M. David Assouline. Comment cela se passe-t-il au Royaume-Uni ?

M. Michel Thiollière, rapporteur. Pour ce qui est de l’indépendance de la presse et des autres médias, il ne fait pas de doute que c’est un objectif unanimement partagé. Mais, à vous suivre, il serait plus difficile de concilier indépendance et pluralisme puisque votre proposition de loi, si elle était adoptée, aurait pour effet immédiat de raréfier l’offre en réduisant le nombre de ceux qui pourraient diriger un groupe de presse. Pour qu’il y ait indépendance, il faut qu’il y ait pluralisme et pour qu’il y ait pluralisme, il faut une diversité des moyens de financement.

Toutes les politiques conduites depuis de nombreuses années, par des gouvernements de sensibilité différente d’ailleurs, visent à offrir aux téléspectateurs, aux lecteurs et aux auditeurs le plus large choix possible. Pensez à la TNT, par exemple, à laquelle le Sénat a apporté à de nombreuses reprises sa pierre, ou au satellite, qui permet à nos concitoyens de disposer d’une offre télévisuelle abondante et pluraliste. Regardez également ce qui se passe avec internet, qui propose une offre d’information illimitée.

En fait, on l’aura compris, votre texte vise principalement TF1, et quelques autres médias, assez peu nombreux du reste.

M. David Assouline. Non ! C’est un principe !

M. Michel Thiollière, rapporteur. Nous pourrions vous suivre si TF1 était la seule chaîne de télévision française. C’est une chaîne importante, mais on ne va pas lui reprocher tous les matins de faire de l’audience et d’avoir la confiance de nombreux téléspectateurs !

Je n’arrive pas à comprendre pourquoi, dans notre pays, certains, comme vous, tendent à considérer qu’il y a quelque chose d’anormal à avoir du succès, à faire de l’audience. Vous ne pouvez vous empêcher de penser que cela cache nécessairement une forme de perversité. Drôle de manière d’appréhender la culture, et plus particulièrement l’audiovisuel !

Telles sont les principales raisons pour lesquelles notre commission, sous la présidence de Jacques Legendre, est défavorable à votre proposition de loi.

Je profite de ce débat dans lequel sont soulevés des problèmes importants concernant l’audiovisuel et notre société en général pour apporter quelques éclaircissements qui me paraissent utiles.

Il est non seulement possible, mais également indispensable de concilier la société des écrans dans laquelle nous vivons aujourd’hui avec les principes républicains qui nous guident. Certes, ce n’est pas facile, et nous avons souvent eu cette discussion ici avec le ministre de la culture et de la communication, notamment lorsque nous avons examiné les phases ultimes de la loi HADOPI. Nos principes républicains doivent aussi présider à l’aventure des nouveaux médias audiovisuels, de l’internet, etc.

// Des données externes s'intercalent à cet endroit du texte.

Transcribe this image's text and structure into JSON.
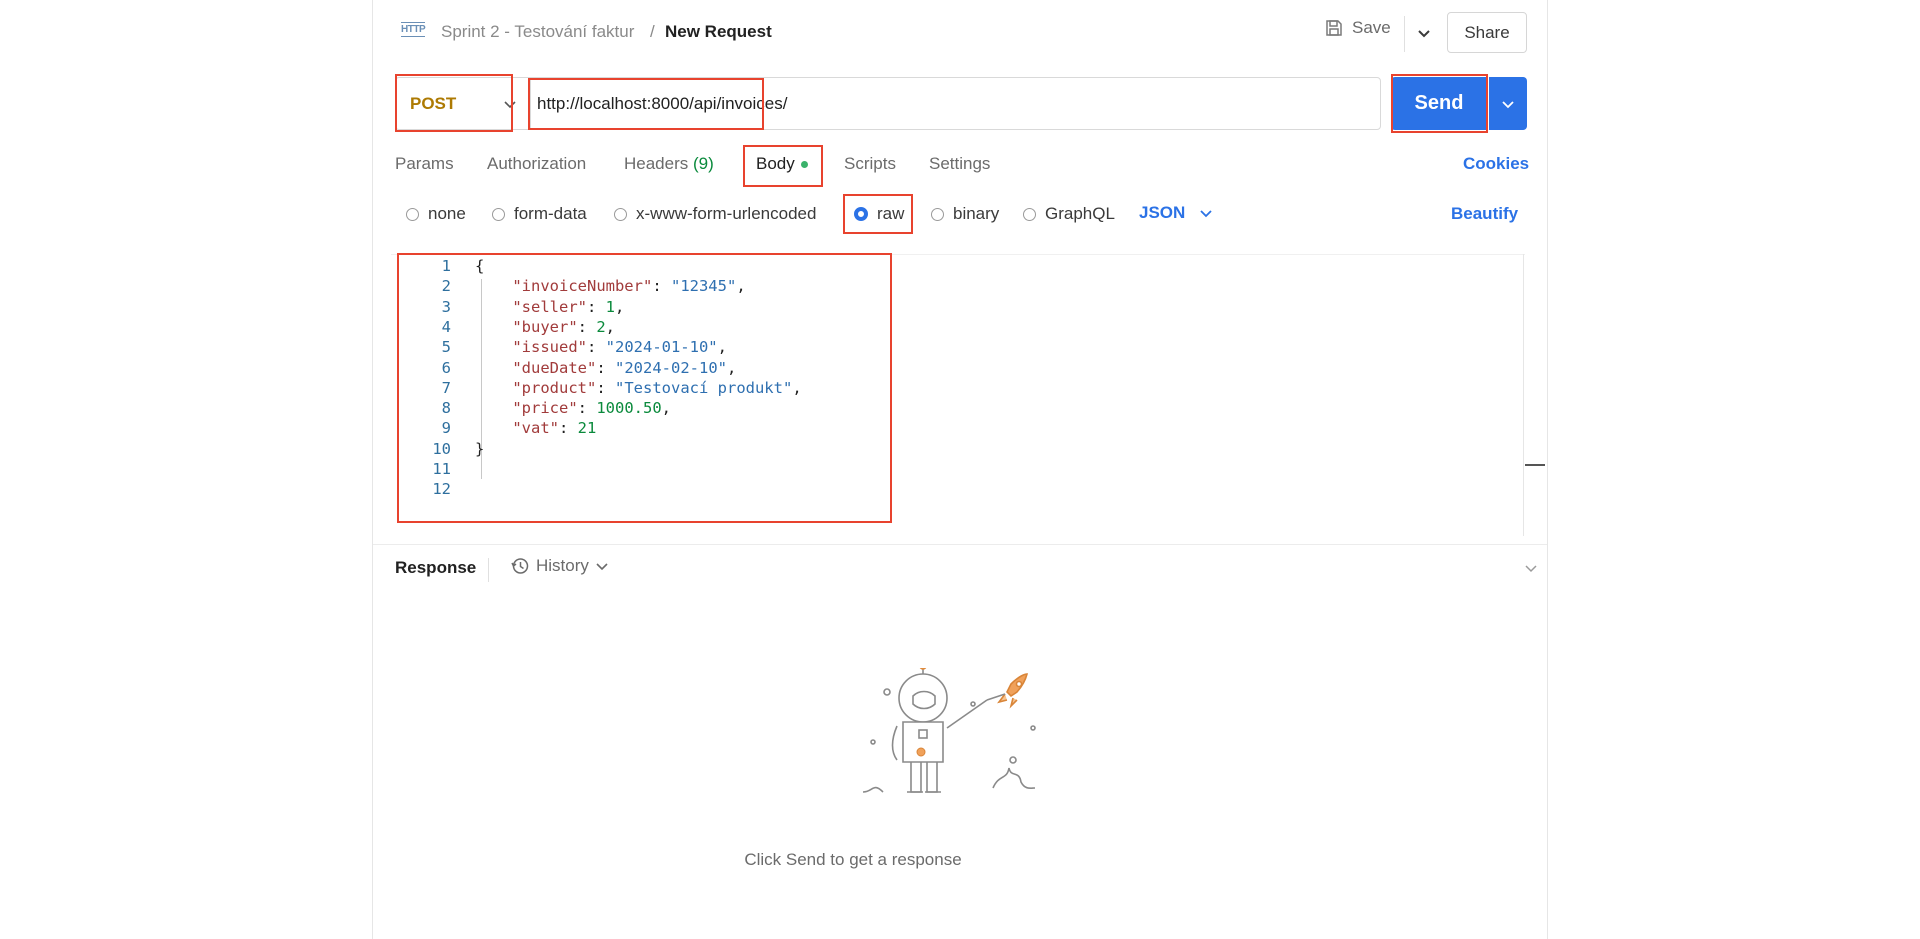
{
  "header": {
    "icon": "http-icon",
    "icon_label": "HTTP",
    "breadcrumb_parent": "Sprint 2 - Testování faktur",
    "breadcrumb_separator": "/",
    "breadcrumb_current": "New Request",
    "save_label": "Save",
    "share_label": "Share"
  },
  "request": {
    "method": "POST",
    "url": "http://localhost:8000/api/invoices/",
    "send_label": "Send"
  },
  "tabs": [
    {
      "label": "Params"
    },
    {
      "label": "Authorization"
    },
    {
      "label": "Headers",
      "count": "(9)"
    },
    {
      "label": "Body",
      "active": true
    },
    {
      "label": "Scripts"
    },
    {
      "label": "Settings"
    }
  ],
  "cookies_label": "Cookies",
  "body_types": [
    {
      "label": "none",
      "selected": false
    },
    {
      "label": "form-data",
      "selected": false
    },
    {
      "label": "x-www-form-urlencoded",
      "selected": false
    },
    {
      "label": "raw",
      "selected": true
    },
    {
      "label": "binary",
      "selected": false
    },
    {
      "label": "GraphQL",
      "selected": false
    }
  ],
  "format_label": "JSON",
  "beautify_label": "Beautify",
  "editor": {
    "line_numbers": [
      "1",
      "2",
      "3",
      "4",
      "5",
      "6",
      "7",
      "8",
      "9",
      "10",
      "11",
      "12"
    ],
    "lines": [
      {
        "open": "{"
      },
      {
        "key": "\"invoiceNumber\"",
        "value": "\"12345\"",
        "value_type": "string",
        "comma": ","
      },
      {
        "key": "\"seller\"",
        "value": "1",
        "value_type": "number",
        "comma": ","
      },
      {
        "key": "\"buyer\"",
        "value": "2",
        "value_type": "number",
        "comma": ","
      },
      {
        "key": "\"issued\"",
        "value": "\"2024-01-10\"",
        "value_type": "string",
        "comma": ","
      },
      {
        "key": "\"dueDate\"",
        "value": "\"2024-02-10\"",
        "value_type": "string",
        "comma": ","
      },
      {
        "key": "\"product\"",
        "value": "\"Testovací produkt\"",
        "value_type": "string",
        "comma": ","
      },
      {
        "key": "\"price\"",
        "value": "1000.50",
        "value_type": "number",
        "comma": ","
      },
      {
        "key": "\"vat\"",
        "value": "21",
        "value_type": "number",
        "comma": ""
      },
      {
        "open": "}"
      },
      {
        "open": ""
      },
      {
        "open": ""
      }
    ]
  },
  "response": {
    "label": "Response",
    "history_label": "History",
    "empty_message": "Click Send to get a response"
  },
  "colors": {
    "accent": "#2b72e6",
    "method": "#ad7a03",
    "highlight": "#e8432e"
  }
}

Contrairement à vous, nous ne voulons pas faire de procès d’intention. Pour obtenir l’indépendance, la critique, au sens le plus noble du terme, la diversité, culturelle et audiovisuelle, la créativité, la profondeur dans les émissions et les débats, il est nécessaire d’avoir une pluralité de moyens, ce qui permettra à l’offre d’être la plus abondante possible.

Cette société qui se construit doit non seulement être respectueuse des principes républicains qui sont les nôtres, mais aussi moderne, c'est-à-dire apte à intégrer les développements technologiques. C’est une société du respect et de la confiance que nous appelons de nos vœux.

M. Michel Thiollière, rapporteur. Permettez-moi de vous dire que, ni dans votre proposition de loi ni dans vos propos, je n’ai noté beaucoup de respect et de confiance à l’égard de ceux qui animent aujourd’hui l’audiovisuel, qu’il soit public ou privé.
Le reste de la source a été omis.